Critical materials for strategic industries
Speaking at the mine tour, Aditya Aggarwal, deputy CEO of Masan High-Tech Materials, highlighted that tungsten is critical in the semiconductor etching process and ultra-thin wires for wafer slicing, while fluorspar is utilised in cooling systems for energy-intensive data centers.
“We are ready to meet the demand for both tungsten and fluorspar for the AI boom,” he said.
Unlike many miners, Masan operates an integrated model. It extracts ore from Nui Phao as well as importing concentrate from external sources, before refining it into higher-value products such as APT at its nearby facility – one of the few large-scale tungsten chemical-processing factories outside China.
Besides tungsten, which is currently its largest business and contributes 60-80 per cent of annual revenue, the company also monetises fluorspar, copper and bismuth from the Nui Phao resource base.
Aditya witnessed surging demand in markets such as Japan and South Korea, where many of Masan High-Tech Materials’ customers are serving the AI industry.
“We believe AI is a structural demand driver that is not cyclical in nature and will continue for the next couple of decades,” he added.
Output ramp-up as profit driver
As Nui Phao’s first mining phase at a 55.2-million-tonne reserve is largely finished after more than a decade of excavation, Masan High-Tech Materials is transitioning to a new mining phase in a 28-million-tonne ore body.
The company expects tungsten concentrate output ramp-up from its Nui Phao mine over the next decade, betting that surging demand from industries including AI and defence – alongside limited supply outside China – will support its production and profitability.
Output increase is expected to take shape from 2027 as mining operations move into higher-grade zones.

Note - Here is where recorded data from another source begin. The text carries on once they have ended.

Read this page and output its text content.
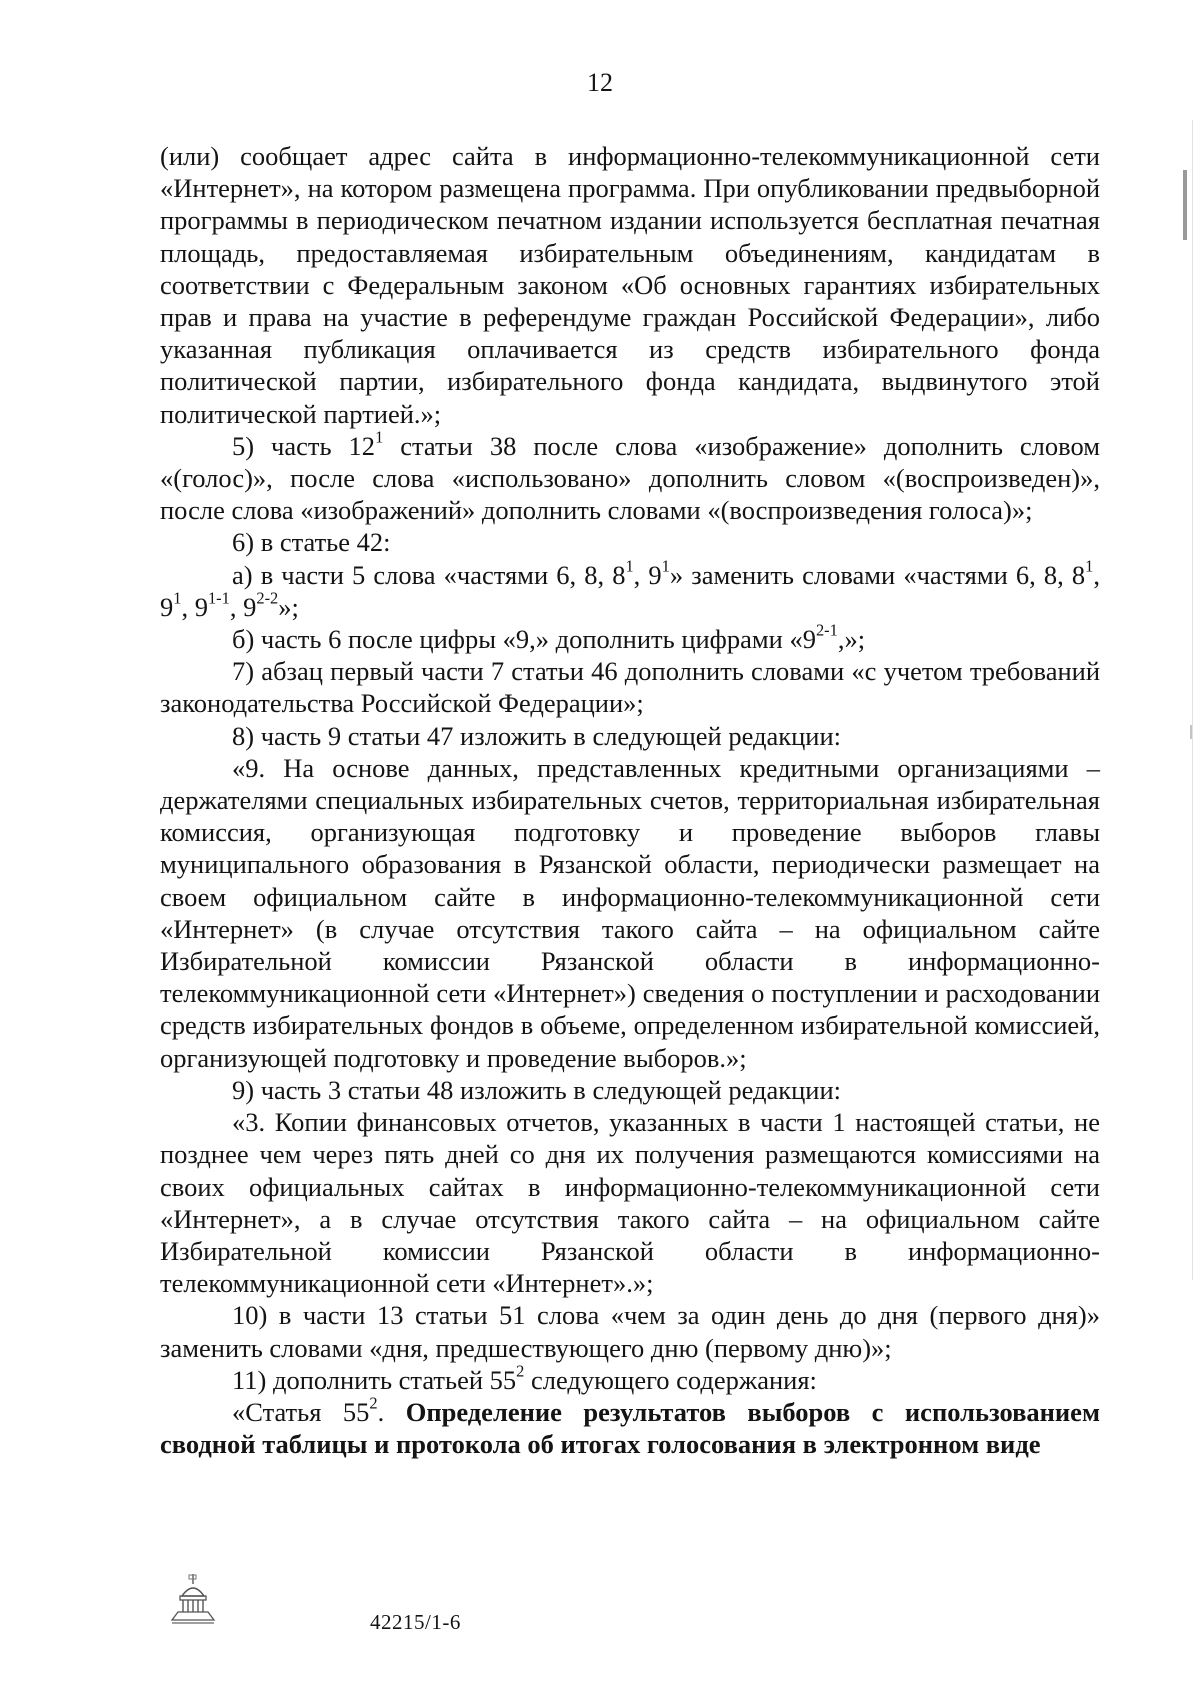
12

(или) сообщает адрес сайта в информационно-телекоммуникационной сети «Интернет», на котором размещена программа. При опубликовании предвыборной программы в периодическом печатном издании используется бесплатная печатная площадь, предоставляемая избирательным объединениям, кандидатам в соответствии с Федеральным законом «Об основных гарантиях избирательных прав и права на участие в референдуме граждан Российской Федерации», либо указанная публикация оплачивается из средств избирательного фонда политической партии, избирательного фонда кандидата, выдвинутого этой политической партией.»;

5) часть $12^1$ статьи 38 после слова «изображение» дополнить словом «(голос)», после слова «использовано» дополнить словом «(воспроизведен)», после слова «изображений» дополнить словами «(воспроизведения голоса)»;

6) в статье 42:

а) в части 5 слова «частями 6, 8, $8^1$, $9^1$» заменить словами «частями 6, 8, $8^1$, $9^1$, 9$^{1-1}$, 9$^{2-2}$»;

б) часть 6 после цифры «9,» дополнить цифрами «9$^{2-1}$,»;

7) абзац первый части 7 статьи 46 дополнить словами «с учетом требований законодательства Российской Федерации»;

8) часть 9 статьи 47 изложить в следующей редакции:

«9. На основе данных, представленных кредитными организациями – держателями специальных избирательных счетов, территориальная избирательная комиссия, организующая подготовку и проведение выборов главы муниципального образования в Рязанской области, периодически размещает на своем официальном сайте в информационно-телекоммуникационной сети «Интернет» (в случае отсутствия такого сайта – на официальном сайте Избирательной комиссии Рязанской области в информационно-телекоммуникационной сети «Интернет») сведения о поступлении и расходовании средств избирательных фондов в объеме, определенном избирательной комиссией, организующей подготовку и проведение выборов.»;

9) часть 3 статьи 48 изложить в следующей редакции:

«3. Копии финансовых отчетов, указанных в части 1 настоящей статьи, не позднее чем через пять дней со дня их получения размещаются комиссиями на своих официальных сайтах в информационно-телекоммуникационной сети «Интернет», а в случае отсутствия такого сайта – на официальном сайте Избирательной комиссии Рязанской области в информационно-телекоммуникационной сети «Интернет».»;

10) в части 13 статьи 51 слова «чем за один день до дня (первого дня)» заменить словами «дня, предшествующего дню (первому дню)»;

11) дополнить статьей $55^2$ следующего содержания:

«Статья $55^2$. Определение результатов выборов с использованием сводной таблицы и протокола об итогах голосования в электронном виде

42215/1-6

This comes alongside a potential extension of mine life to 2036 through the Nui Phao expansion and adjacent Nui Chiem area.
Average annual tungsten concentrate output from Nui Phao between 2026 and 2036 is projected at around 3,700 tonnes, roughly double the 2025 level.
“Nui Phao is entering a phase in which, over the next five years, tungsten production will grow without a significant increase in cost,” said Aditya Aggarwal.
“We are going to have higher feed rates, which will be a major profit driver for the company,” he added, noting that profitability would improve regardless of tungsten price movements.
In 2026, Masan High-Tech Materials expects revenue to more than double to triple year on year, reaching 16 trillion (S$776.9 million) to 20.3 trillion dong and surpassing its previous record in 2022.
Net profit after tax is also projected to reach up to 2.5 trillion dong in 2026 under a scenario of APT price averaging at US$1,164 per mtu.
This marks a sharp improvement from 2025 net profit after tax of 11 billion dong, which was already a significant turnaround from losses exceeding 1.5 trillion dong in 2023 and 2024.
Masan High-Tech Materials is exploring recycling and third-party processing to expand its business, positioning itself as both a producer and intermediary in global tungsten flows.
“The reason we are in this position – and why customers buy our product – is that we are their primary non-Chinese source,” Michael said, while acknowledging that Vietnam’s output is small relative to China’s scale. “We remain critical to the rest of the world.”